What’s really going on at Four is the working through of emotional conflicts—the ones that are more than skin-deep. Everybody’s got those kind of conflicts, but at Point 4, working through isn’t a luxury but a necessity. Early in life, we’re doing what other people are doing: trying to grow up, get a job, get a “hold” on life. But those issues that come up at midlife for other people often come up for Fours at an earlier age, even before adolescence. Fours tend to be serious kids; and they tend to ask Mom and Dad serious questions early on, leaving non-Four parents nonplussed. I suspect that a lot of us little Fours sort of scare our parents by broaching subjects that even they aren’t yet prepared to deal with. And that may account for why Four kids can feel alienated from both parents and other kids: because they’re delving into deep stuff much earlier than everybody else—and they’re going much deeper. And that makes people uncomfortable.
I’ve written about my difficulty with parents who were probably a Three (my mom) and a Six (my dad); I sometimes joke that they wanted a compliant little Nine to complete the family. My mom’s familiar refrain was, “Why can’t you just learn to say ‘okay’ ?” You can imagine the response that would evoke in a Four! As an adult, my forays into different (but, to them, exotic forms of spiritual exploration) evoked the same puzzlement; they had a hard time understanding why I didn’t just want what other people did.
Of course, so did I! I spent years wondering the same thing—wondering why I couldn’t settle for what seemed okay for the rest of the populous: a 9 to 5 job working in an office, buying a house, getting married, having kids, and all the rest. But as a Four, it didn’t quite work out for me. Not that Fours don’t do any of those things, but we seldom do all of them—and whatever we do, we don’t do it unreflectively. It’s just not in our nature. It’s one of the things I really like about being a Four: the fact that I can’t help but take the time (and spend the effort) to really work out the ramifications of what I’m doing. I may not always work it out correctly, but I’m always engaged in the process. Afterwards, I’m willing to take responsibility for my choices. And I think that this is something I see in a lot of Fours: when we make decisions, there’s not a lot of second-guessing. We think about things, decide what to do, and then take the consequences, good or bad.

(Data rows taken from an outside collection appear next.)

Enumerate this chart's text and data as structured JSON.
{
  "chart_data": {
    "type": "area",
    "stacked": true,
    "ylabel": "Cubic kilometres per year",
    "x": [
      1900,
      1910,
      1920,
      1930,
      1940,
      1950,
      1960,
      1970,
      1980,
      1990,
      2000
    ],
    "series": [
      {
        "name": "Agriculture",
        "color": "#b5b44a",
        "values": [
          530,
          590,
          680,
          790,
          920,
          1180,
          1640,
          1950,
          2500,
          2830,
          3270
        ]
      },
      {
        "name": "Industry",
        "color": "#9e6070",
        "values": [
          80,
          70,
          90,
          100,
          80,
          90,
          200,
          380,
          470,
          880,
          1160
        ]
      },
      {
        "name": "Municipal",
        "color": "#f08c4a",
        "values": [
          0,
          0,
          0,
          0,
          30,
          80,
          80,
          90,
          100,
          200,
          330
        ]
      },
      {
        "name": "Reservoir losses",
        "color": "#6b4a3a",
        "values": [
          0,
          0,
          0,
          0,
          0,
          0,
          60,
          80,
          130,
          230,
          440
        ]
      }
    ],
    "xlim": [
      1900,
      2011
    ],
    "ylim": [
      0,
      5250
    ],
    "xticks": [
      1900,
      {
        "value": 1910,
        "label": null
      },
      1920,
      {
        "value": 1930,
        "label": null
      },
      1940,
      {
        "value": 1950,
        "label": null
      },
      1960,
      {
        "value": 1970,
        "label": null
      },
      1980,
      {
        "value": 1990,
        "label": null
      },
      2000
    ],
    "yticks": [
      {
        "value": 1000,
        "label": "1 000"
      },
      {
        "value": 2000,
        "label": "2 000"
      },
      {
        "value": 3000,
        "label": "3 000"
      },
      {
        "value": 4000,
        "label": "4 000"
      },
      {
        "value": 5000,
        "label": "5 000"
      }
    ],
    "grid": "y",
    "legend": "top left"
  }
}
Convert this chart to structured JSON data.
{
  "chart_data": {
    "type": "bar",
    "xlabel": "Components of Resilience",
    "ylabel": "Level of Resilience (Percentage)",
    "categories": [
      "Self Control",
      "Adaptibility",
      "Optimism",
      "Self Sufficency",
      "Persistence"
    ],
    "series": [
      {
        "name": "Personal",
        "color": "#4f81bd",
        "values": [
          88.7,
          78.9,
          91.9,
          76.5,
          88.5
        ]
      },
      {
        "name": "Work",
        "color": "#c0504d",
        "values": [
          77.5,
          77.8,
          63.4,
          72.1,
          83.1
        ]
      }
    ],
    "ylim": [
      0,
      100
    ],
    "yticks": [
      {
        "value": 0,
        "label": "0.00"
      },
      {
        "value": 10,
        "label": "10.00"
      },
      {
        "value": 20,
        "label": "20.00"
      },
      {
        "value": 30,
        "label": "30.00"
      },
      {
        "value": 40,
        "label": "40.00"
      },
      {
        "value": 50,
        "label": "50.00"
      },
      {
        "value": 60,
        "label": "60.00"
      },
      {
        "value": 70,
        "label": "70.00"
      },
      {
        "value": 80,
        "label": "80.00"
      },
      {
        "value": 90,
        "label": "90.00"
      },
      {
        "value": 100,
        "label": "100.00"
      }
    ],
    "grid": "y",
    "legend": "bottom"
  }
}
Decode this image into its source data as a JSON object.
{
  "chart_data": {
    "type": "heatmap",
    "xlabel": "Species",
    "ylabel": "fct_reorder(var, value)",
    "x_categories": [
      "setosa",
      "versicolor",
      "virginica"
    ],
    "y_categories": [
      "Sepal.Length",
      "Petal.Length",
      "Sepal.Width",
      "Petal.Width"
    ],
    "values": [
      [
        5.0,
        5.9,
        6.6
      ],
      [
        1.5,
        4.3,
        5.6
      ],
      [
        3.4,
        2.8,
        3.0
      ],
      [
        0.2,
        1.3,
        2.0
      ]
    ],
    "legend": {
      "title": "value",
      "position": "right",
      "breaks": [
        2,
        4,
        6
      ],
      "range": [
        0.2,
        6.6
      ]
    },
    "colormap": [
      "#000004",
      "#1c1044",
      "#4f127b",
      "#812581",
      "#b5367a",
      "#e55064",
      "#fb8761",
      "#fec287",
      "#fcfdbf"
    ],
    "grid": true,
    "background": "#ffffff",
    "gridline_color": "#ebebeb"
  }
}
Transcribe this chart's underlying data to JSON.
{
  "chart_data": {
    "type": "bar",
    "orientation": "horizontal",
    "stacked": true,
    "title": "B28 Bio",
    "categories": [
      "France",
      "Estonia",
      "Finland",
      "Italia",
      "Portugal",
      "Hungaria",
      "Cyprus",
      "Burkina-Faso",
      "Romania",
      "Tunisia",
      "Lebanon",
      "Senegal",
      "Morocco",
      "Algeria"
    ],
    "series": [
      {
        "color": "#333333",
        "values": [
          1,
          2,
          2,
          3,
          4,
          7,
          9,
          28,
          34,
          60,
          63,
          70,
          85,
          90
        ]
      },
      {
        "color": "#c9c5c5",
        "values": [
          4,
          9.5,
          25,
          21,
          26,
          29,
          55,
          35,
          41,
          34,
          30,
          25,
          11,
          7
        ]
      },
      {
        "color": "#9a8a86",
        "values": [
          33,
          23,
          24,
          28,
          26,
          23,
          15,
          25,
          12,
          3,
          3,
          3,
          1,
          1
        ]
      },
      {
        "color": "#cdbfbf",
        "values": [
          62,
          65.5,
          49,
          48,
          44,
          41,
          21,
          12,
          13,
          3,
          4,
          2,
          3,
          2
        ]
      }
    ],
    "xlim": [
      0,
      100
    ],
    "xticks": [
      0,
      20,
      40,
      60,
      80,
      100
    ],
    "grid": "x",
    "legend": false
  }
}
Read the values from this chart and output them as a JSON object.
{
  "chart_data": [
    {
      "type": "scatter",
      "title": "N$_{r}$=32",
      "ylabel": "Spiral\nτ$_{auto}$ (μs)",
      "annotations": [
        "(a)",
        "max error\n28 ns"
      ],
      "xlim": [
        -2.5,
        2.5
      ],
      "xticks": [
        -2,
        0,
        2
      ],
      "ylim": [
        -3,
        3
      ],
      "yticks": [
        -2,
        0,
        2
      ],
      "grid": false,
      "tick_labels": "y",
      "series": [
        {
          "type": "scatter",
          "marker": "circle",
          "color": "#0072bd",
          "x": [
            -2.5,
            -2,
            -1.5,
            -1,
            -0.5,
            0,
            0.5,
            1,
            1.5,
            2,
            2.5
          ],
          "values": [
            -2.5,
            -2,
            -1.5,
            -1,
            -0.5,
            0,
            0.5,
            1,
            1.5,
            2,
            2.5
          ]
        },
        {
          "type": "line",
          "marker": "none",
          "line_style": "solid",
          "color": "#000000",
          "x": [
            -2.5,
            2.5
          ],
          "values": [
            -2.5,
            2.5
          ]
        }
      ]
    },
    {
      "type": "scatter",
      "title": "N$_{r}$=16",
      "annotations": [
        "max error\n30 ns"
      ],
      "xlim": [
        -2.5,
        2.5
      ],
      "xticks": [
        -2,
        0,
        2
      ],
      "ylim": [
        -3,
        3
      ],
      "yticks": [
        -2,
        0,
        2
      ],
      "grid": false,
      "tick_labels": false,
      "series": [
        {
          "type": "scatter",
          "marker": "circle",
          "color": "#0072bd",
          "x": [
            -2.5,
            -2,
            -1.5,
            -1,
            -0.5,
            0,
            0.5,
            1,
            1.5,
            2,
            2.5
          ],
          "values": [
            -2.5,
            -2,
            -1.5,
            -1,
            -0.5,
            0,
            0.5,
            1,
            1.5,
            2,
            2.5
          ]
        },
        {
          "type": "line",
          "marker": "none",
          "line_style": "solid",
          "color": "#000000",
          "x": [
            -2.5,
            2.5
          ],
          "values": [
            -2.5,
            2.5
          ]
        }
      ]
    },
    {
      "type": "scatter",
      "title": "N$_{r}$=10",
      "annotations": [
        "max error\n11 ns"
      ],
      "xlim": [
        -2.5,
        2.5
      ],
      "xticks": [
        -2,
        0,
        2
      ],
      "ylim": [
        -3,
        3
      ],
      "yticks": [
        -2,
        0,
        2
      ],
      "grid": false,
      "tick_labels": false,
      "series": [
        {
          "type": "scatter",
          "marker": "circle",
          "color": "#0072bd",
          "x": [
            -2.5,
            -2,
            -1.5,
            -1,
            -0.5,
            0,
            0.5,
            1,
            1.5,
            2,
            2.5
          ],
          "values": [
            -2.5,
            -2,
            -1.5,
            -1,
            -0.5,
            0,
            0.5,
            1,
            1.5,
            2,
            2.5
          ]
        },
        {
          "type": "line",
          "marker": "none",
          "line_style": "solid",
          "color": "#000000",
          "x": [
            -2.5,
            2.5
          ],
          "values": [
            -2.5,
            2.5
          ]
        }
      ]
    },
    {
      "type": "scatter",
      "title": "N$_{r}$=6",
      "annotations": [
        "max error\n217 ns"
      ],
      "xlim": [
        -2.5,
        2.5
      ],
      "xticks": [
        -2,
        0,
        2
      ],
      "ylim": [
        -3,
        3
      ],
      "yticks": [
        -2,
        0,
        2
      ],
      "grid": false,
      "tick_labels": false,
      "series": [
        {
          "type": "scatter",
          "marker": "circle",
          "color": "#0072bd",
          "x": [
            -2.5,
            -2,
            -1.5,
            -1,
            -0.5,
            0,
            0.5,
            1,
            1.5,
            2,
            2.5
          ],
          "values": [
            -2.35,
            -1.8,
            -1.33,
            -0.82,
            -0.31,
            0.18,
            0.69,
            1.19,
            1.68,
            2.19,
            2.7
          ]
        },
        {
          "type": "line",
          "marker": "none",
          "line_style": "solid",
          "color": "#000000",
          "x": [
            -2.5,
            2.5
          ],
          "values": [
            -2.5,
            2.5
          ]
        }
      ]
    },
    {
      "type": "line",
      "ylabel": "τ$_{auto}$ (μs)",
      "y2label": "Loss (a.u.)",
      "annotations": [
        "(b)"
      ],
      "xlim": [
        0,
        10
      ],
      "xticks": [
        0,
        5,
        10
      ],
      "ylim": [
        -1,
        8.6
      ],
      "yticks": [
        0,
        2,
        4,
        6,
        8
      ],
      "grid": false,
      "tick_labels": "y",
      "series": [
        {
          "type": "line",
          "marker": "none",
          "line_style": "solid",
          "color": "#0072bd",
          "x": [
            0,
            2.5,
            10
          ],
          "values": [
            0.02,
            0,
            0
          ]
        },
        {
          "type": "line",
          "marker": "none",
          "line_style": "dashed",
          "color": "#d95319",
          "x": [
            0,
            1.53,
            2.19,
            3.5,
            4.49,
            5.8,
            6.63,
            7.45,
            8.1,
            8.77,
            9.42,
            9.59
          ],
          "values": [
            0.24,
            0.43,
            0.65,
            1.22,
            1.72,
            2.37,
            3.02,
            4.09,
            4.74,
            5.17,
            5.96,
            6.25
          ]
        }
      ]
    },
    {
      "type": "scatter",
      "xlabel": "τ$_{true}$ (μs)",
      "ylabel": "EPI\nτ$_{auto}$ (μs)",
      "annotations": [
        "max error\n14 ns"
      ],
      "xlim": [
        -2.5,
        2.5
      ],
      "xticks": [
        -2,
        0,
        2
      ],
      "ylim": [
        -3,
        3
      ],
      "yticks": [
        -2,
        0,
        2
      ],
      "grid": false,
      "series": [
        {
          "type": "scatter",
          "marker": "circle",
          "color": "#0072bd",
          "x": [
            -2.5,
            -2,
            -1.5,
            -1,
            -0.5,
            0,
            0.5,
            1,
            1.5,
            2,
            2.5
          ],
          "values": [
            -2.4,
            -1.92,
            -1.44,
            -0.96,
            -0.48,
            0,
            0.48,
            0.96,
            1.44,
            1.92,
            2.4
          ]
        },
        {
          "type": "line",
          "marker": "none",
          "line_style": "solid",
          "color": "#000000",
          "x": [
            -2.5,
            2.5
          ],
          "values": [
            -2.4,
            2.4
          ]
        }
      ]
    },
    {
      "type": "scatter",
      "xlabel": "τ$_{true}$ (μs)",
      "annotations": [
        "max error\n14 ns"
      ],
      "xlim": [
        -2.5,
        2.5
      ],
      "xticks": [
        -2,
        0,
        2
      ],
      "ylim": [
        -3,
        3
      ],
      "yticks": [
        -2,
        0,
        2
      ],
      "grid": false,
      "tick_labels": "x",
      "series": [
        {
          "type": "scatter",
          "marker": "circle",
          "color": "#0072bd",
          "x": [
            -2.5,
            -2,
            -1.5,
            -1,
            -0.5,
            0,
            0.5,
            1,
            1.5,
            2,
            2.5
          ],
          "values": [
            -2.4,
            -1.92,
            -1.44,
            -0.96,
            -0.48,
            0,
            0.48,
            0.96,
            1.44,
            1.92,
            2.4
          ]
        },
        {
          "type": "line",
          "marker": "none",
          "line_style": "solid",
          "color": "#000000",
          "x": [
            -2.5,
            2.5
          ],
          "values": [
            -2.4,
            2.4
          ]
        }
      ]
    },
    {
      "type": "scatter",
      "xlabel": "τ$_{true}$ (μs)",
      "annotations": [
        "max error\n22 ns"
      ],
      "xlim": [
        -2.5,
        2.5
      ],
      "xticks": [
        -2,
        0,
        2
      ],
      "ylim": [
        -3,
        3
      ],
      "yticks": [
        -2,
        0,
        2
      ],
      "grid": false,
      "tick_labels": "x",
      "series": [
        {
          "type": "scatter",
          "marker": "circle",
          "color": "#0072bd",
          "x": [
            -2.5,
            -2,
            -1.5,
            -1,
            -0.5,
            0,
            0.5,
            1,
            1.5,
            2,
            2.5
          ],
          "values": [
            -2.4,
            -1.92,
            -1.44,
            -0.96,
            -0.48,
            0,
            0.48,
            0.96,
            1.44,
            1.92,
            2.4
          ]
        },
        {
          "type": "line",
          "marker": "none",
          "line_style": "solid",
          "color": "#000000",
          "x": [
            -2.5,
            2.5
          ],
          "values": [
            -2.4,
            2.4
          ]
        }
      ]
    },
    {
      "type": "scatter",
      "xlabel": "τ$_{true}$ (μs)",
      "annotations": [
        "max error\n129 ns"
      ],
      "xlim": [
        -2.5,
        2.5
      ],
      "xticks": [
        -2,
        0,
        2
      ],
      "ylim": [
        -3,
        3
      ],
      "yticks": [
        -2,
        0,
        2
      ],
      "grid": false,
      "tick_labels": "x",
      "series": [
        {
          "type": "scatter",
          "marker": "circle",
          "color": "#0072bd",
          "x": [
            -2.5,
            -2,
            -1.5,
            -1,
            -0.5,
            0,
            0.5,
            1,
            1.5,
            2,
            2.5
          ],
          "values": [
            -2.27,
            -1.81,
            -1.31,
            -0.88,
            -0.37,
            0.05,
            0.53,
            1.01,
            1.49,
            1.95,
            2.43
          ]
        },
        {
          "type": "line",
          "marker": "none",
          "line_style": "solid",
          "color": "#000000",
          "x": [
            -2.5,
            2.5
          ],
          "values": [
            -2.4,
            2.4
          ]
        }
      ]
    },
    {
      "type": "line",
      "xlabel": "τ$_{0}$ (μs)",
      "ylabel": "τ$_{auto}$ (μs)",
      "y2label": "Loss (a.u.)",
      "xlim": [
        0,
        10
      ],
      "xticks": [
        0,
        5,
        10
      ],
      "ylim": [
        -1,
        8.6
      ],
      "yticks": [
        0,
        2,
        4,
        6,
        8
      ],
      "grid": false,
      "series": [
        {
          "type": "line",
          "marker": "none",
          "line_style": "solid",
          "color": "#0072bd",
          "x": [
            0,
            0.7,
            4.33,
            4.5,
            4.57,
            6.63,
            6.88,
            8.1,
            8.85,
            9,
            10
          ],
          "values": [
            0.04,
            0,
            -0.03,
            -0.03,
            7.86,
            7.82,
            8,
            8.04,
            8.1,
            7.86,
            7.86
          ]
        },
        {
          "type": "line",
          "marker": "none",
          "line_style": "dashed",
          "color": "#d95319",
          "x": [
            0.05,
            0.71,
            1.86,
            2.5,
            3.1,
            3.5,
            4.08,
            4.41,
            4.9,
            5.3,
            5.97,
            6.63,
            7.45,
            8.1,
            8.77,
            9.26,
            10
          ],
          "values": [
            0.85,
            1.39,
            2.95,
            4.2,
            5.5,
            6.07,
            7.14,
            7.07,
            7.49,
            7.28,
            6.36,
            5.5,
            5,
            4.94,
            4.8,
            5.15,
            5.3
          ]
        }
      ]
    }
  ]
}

The difficulty for modern Fours is that a lot of us are searching for the kind of context that doesn’t seem to exist in modern society—for a transformative role that involves the transmutation of intense emotions or sexual energy. That’s why we see so many artists, actors, and depth psychologists that are Fours. But there’s something missing (!) from these roles—something deeper and more basic. Perhaps it is part of the lost feminine mysteries, with their temple dancers, high priestesses, and mystics.
Whatever it is, it’s not part of the dominant paradigm these days. And that’s why we see it as missing: because it is missing! We’ve lost something in modern life, something deep and mystical and real. It can be found, but it takes a something of a quest to find it, because it’s not right around the corner.
Fours, like Eights, need something to commit to, something that is truly worthy of our time and energy. When we get committed, we get totally committed, and it can’t be to projects, people, or organizations that we don’t respect. This stuff about Fours coming to terms with “ordinary life”; yes, it’s true, that we need to be able to come to terms with certain things, but sometimes at enneagram events, I’ve felt like people were sort of trying to rub my nose in it—trying to say that I just need to suck it up and settle down to what passes for normality these days. But that kind of prescription doesn’t work for a Four; it only makes us pull away, because we know that other people just don’t understand. As for equanimity: yes, another fine quality, especially if it means the eye within the center of the storm, because that is something I can relate to. But often, it seems to be interpreted as “getting over it”—you know, just letting go of all that intense emotion so you feel nice and calm—so we’re back to transforming Fours into Nines again. (Good luck with that project; it never worked for me.)
I’ll admit that I am attracted to intense experiences, but I don’t see anything neurotic about that; intense experiences are often transformative experiences, and I am drawn to transformation—for better or worse. Transformation sometimes causes deep suffering, and I can’t say I like that part; but I do see benefit in opening to experiences that allow me to throw off unwanted inner baggage. This is different from being melodramatic, although I’m guessing that authentic (but transformative) suffering and melodrama can look much the same from the outside. SP Fours make a clear distinction between the two; we have a distaste for melodrama, being the most practical of our type. Our inner sensitivity tends to be well-disguised. I put on a good show most of the time in the interests of meeting other people’s expectations. That’s okay; it’s a good discipline, as long as I can let my hair down when I’m by myself or with close friends.